The Grid format is binary, and uses compression, while ASCII isn't binary and doesn't. If the increase
is only 4x, it's only because the range of values in the grid is rather small -- I'd expect a larger increase
in storage with a wider range of values.
There isn't really any way to make an ASCII raster smaller than binary -- even without compression
coming into play, rasters that store in a byte are going to require, on average, 3.57 bytes in ASCII
(0-9 use two bytes [with spaces], 10-99 use 3, and 100-255 use 4). The grid format uses compression
on four-byte integer or floating-point values, so a grid is already 2x or 4x larger than a GeoTIFF that
supports 1- and 2-byte integers.

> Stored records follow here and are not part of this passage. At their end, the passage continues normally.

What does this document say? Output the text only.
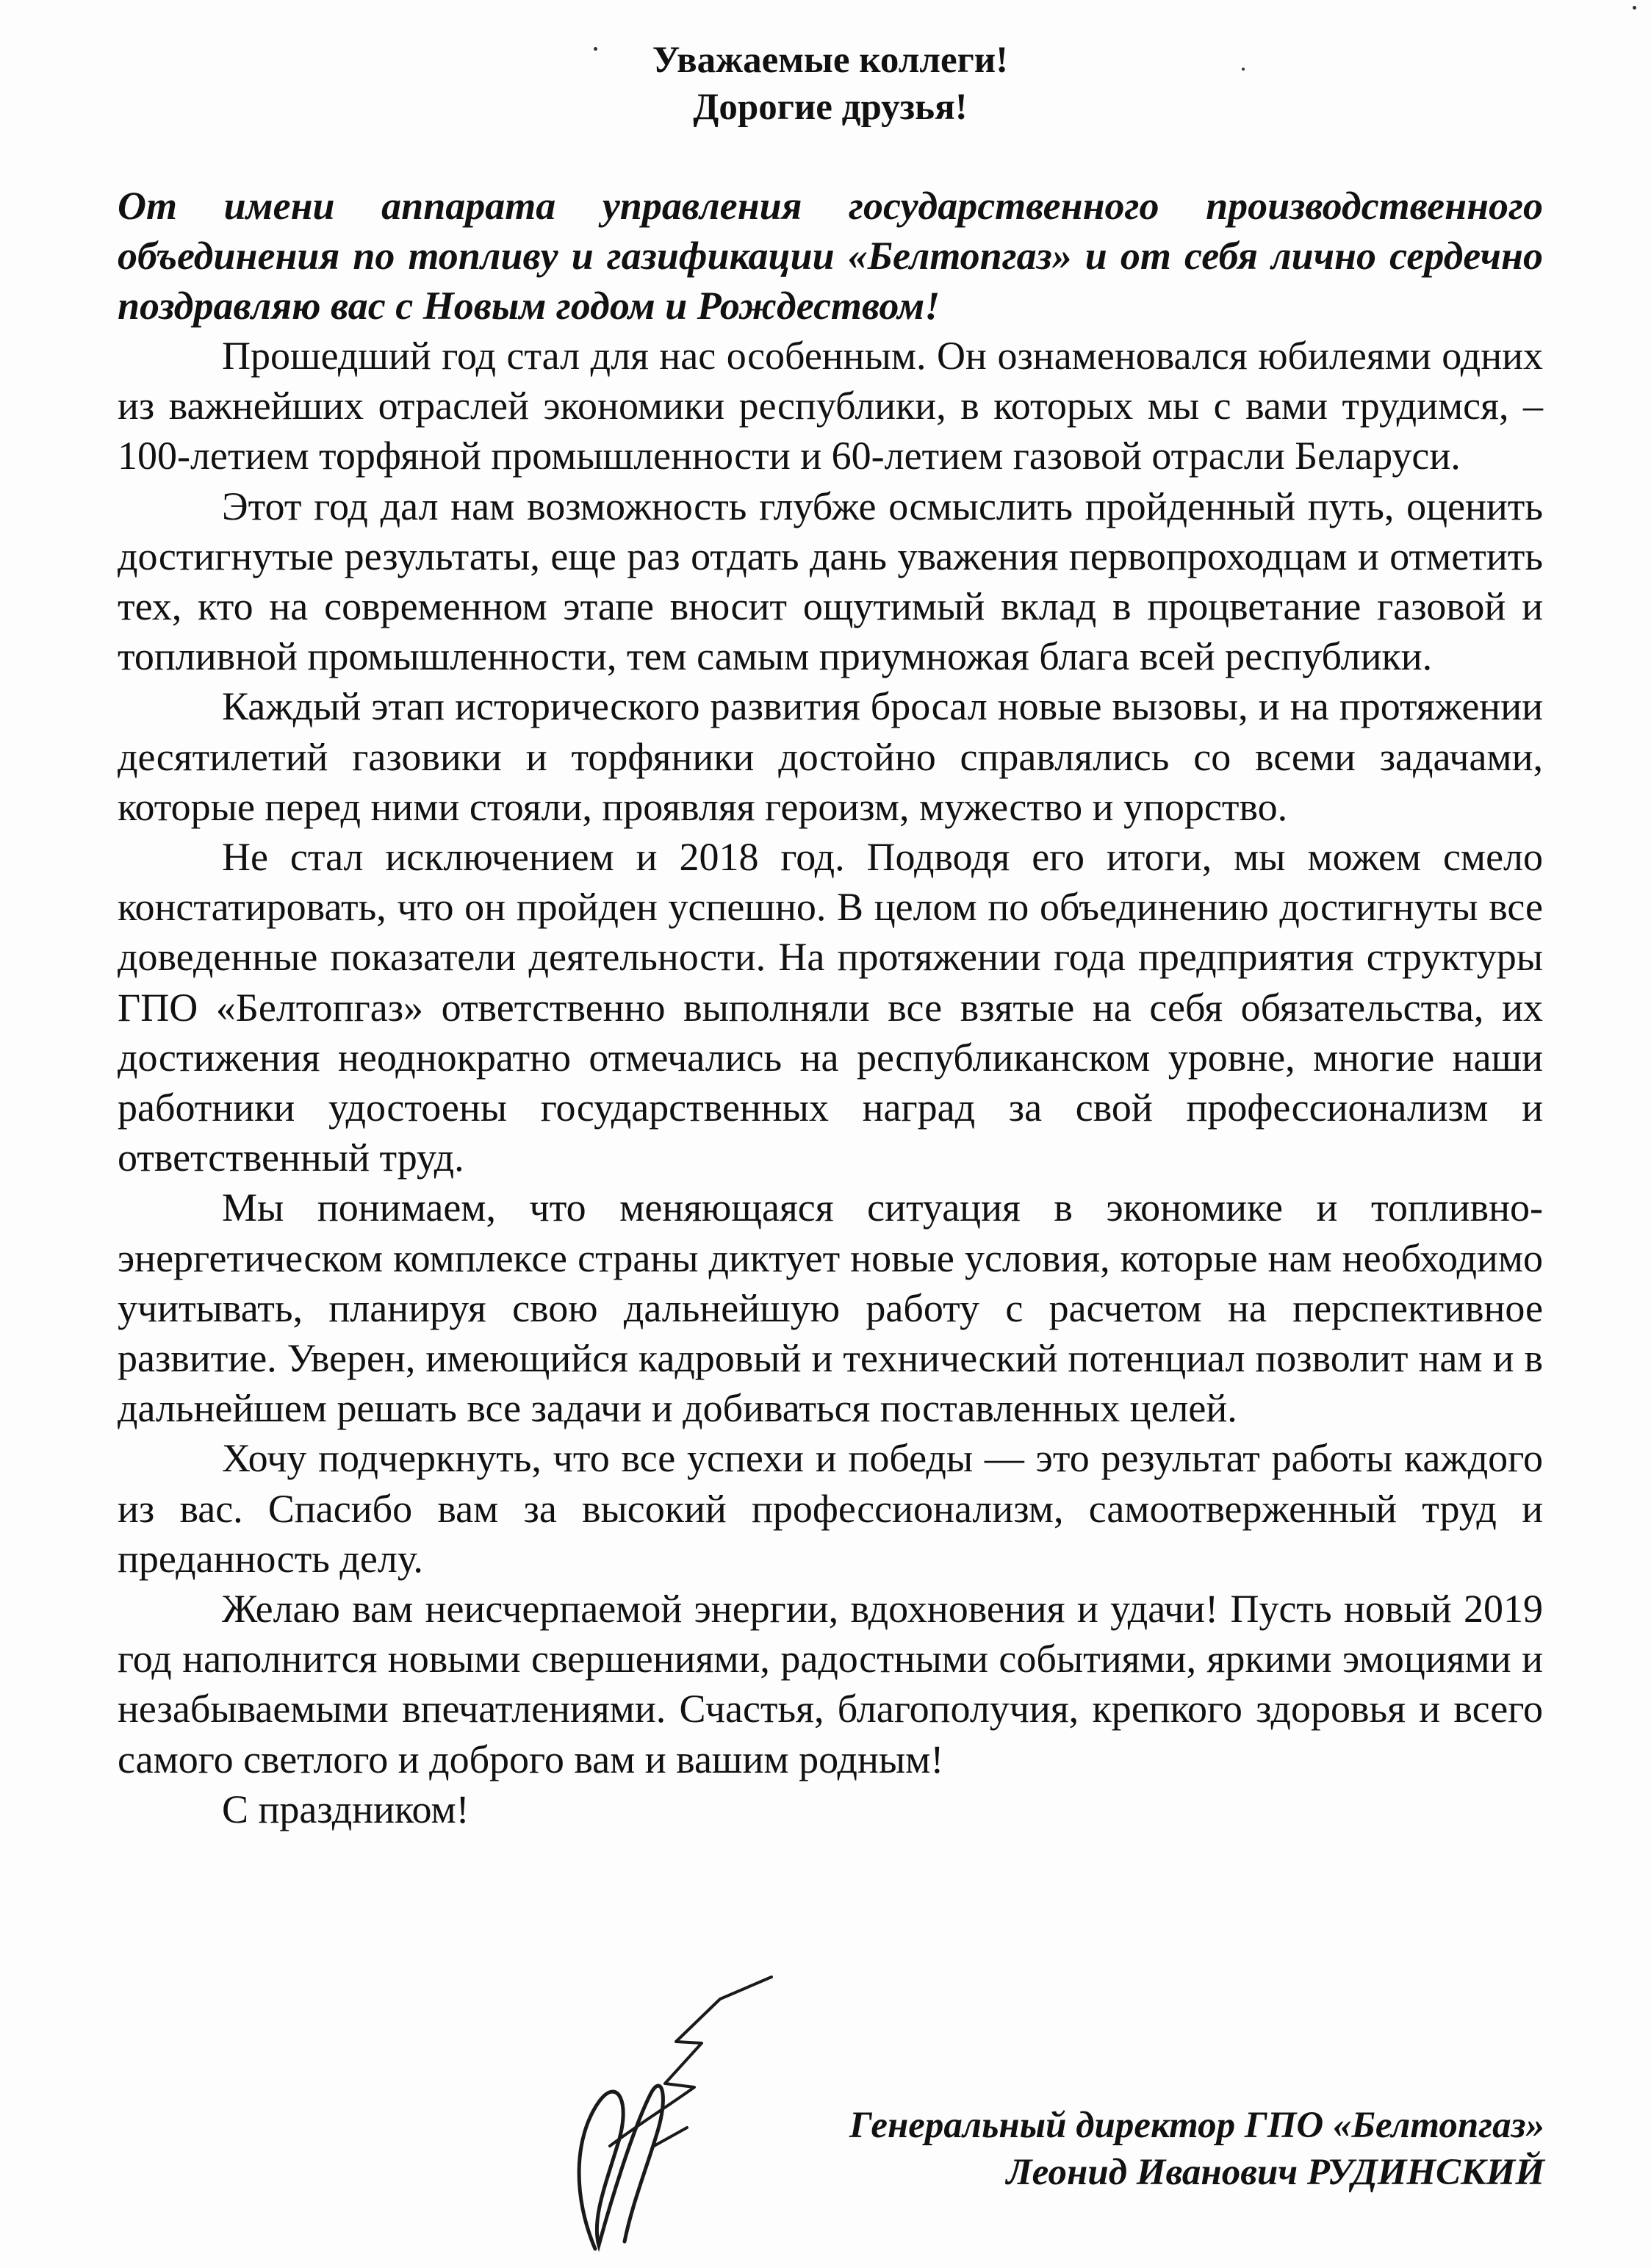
Уважаемые коллеги!
Дорогие друзья!

От имени аппарата управления государственного производственного объединения по топливу и газификации «Белтопгаз» и от себя лично сердечно поздравляю вас с Новым годом и Рождеством!

Прошедший год стал для нас особенным. Он ознаменовался юбилеями одних из важнейших отраслей экономики республики, в которых мы с вами трудимся, – 100-летием торфяной промышленности и 60-летием газовой отрасли Беларуси.

Этот год дал нам возможность глубже осмыслить пройденный путь, оценить достигнутые результаты, еще раз отдать дань уважения первопроходцам и отметить тех, кто на современном этапе вносит ощутимый вклад в процветание газовой и топливной промышленности, тем самым приумножая блага всей республики.

Каждый этап исторического развития бросал новые вызовы, и на протяжении десятилетий газовики и торфяники достойно справлялись со всеми задачами, которые перед ними стояли, проявляя героизм, мужество и упорство.

Не стал исключением и 2018 год. Подводя его итоги, мы можем смело констатировать, что он пройден успешно. В целом по объединению достигнуты все доведенные показатели деятельности. На протяжении года предприятия структуры ГПО «Белтопгаз» ответственно выполняли все взятые на себя обязательства, их достижения неоднократно отмечались на республиканском уровне, многие наши работники удостоены государственных наград за свой профессионализм и ответственный труд.

Мы понимаем, что меняющаяся ситуация в экономике и топливно-энергетическом комплексе страны диктует новые условия, которые нам необходимо учитывать, планируя свою дальнейшую работу с расчетом на перспективное развитие. Уверен, имеющийся кадровый и технический потенциал позволит нам и в дальнейшем решать все задачи и добиваться поставленных целей.

Хочу подчеркнуть, что все успехи и победы — это результат работы каждого из вас. Спасибо вам за высокий профессионализм, самоотверженный труд и преданность делу.

Желаю вам неисчерпаемой энергии, вдохновения и удачи! Пусть новый 2019 год наполнится новыми свершениями, радостными событиями, яркими эмоциями и незабываемыми впечатлениями. Счастья, благополучия, крепкого здоровья и всего самого светлого и доброго вам и вашим родным!

С праздником!

Генеральный директор ГПО «Белтопгаз»
Леонид Иванович РУДИНСКИЙ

Once you start transcribing into ASCII, you've got the separator space
plus 1-11 digits (with the negitive ranges) for integers and 2 characters left of the decimal, the decimal,
and 6-8 characters to the right, and then "e" a sign character and to two digits for the exponent
(~15 characters for each 4-byte uncompressed float). Compression usually achieves ~40-60% savings,
so the worst case expansion is on the order of 10-12x. It that light, 4x doesn't look so bad.
If you want to reduce the storage, you'll need to look at a raster format that supports smaller pixel depth
and lossless compression. The lossy compression formats (JPEG, MrSID, JP2K) achieve high compression
at the cost of precise reproduction of the source data.